Eine jüngst an Magyar gerichtete Briefstellung, verfasst von etwa fünfzig Roma-Fachleuten aus verschiedenen Sektoren, forderte die Regierung auf, die langjährige Diskriminierung gegen die Roma anzuerkennen, Maßnahmen zum Schutz ihrer Rechte zu ergreifen und ihnen gleichen Zugang zu Möglichkeiten zu gewähren. Aladár Horváth, einer der prominentesten Roma-Rechteaktivisten, der den Brief entwarf, erklärte, dass ein Regimewechsel nur erfolgreich sein könne, wenn er „Hand in Hand mit den Roma“ vollzogen wurde.
In den vergangenen sechzehn Jahren suchten Orbán und Fidesz oft nach der Erzeugung von Ängsten vor einem imaginären „Anderen“, wobei die Roma häufig Ziel ihrer Bemühungen wurden. Horváth bezeichnete diese Situation als „soziale Darwinismus“ und betonte, dass die Roma am meisten litten.

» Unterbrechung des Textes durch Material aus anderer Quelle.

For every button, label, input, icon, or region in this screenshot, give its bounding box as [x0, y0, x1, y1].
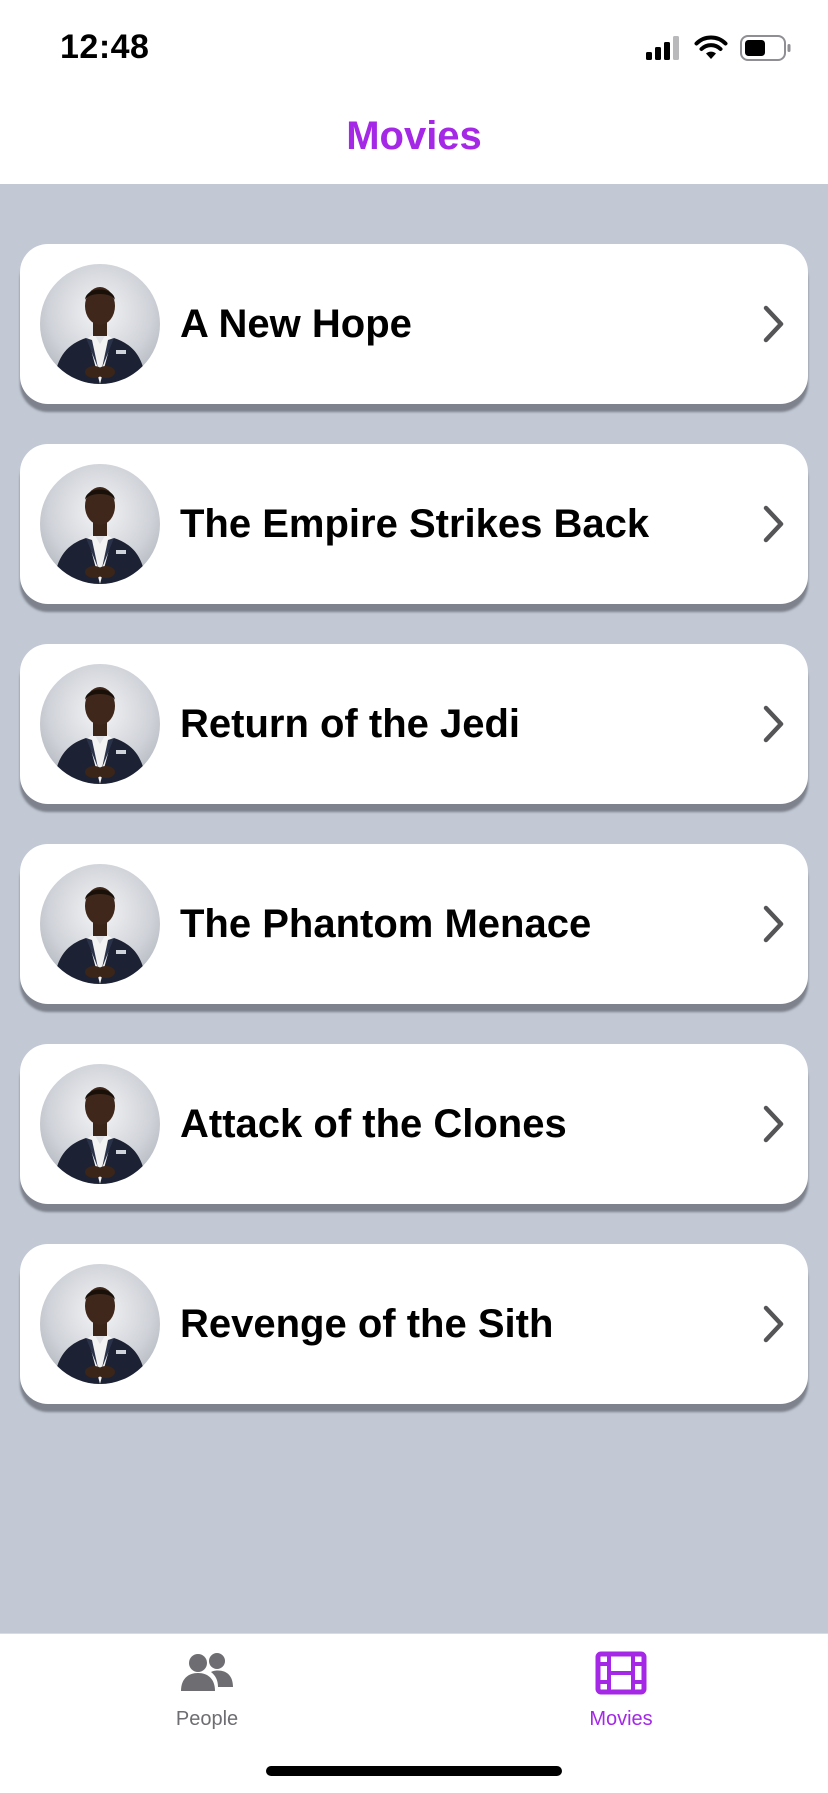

Roma-Advocacy-Organisationen wurden demontiert, staatlicher Schutz für die Gemeinschaft erodierte und Gesetze, die sie schützten, wurden missachtet. Eine Organisation wie Romaversitas, gegründet von Horváth, half der jugendlichen Roma-Gemeinschaft bei der Erwerbung beruflicher Fähigkeiten und weiterführender Bildung.
Krisztián Kőszegi, ein Roma-Tisza-Abgeordneter, der zu den Sprechern der Nationalversammlung wurde, versprach eine Veränderung der Politik. Er betonte, dass man in Zusammenarbeit an den Problemen der Roma in allen Sektoren arbeiten wolle, von der Sozialpolitik über die Gesundheitsversorgung bis hin zur Justiz. Diese Versuche der Zusammenarbeit zeigten, dass die Roma-Gemeinschaft ihre Stimme aktiv nutzte.
Die Aufführung des Chors Sükösd Roma Child Choir mit dem Stück „Zöld az erdő“, bekannt als unoffizieller Gesang der Roma, verkörperte die breite Hoffnung auf eine Veränderung. Die Darbietung markierte einen Lichtblick in der oft angespannten Beziehung zwischen Roma und dem ungarischen Staat. Dennoch zeigte die Demonstration auch anhaltende Diskriminierung: Sechs Abgeordnete der extremen Rechten-Partei Our Homeland verließen das Parlament, als der Chor begann.
Die Folgen der Segregation blieben weitreichend. Ein Sprecher des Europäischen Zentrums für Roma-Rechte wies darauf hin, dass die Segregation „ihnen die Möglichkeiten zum Erfolg verwehrt und eine weitere Generation in Verwahrlosung und Armut fängt“. Die politische Wende kam früher dieses Jahres, als ein hochrangiger Fidesz-Politiker Roma ansprach, um zu erklären, warum er Migration nicht als Lösung für den Arbeitskräftemangel sah. Roma reagierten mit politischer Kraft und zeigten, dass ihre Stimmen bei der Wahl eine Rolle spielten, indem sie Sitze von Fidesz zu Tisza verschoben. Die Reaktion der Regierung Magyar und seiner Partei würde einen Präzedenzfall für die Behandlung von Roma-Minoritäten in ganz Europa setzen.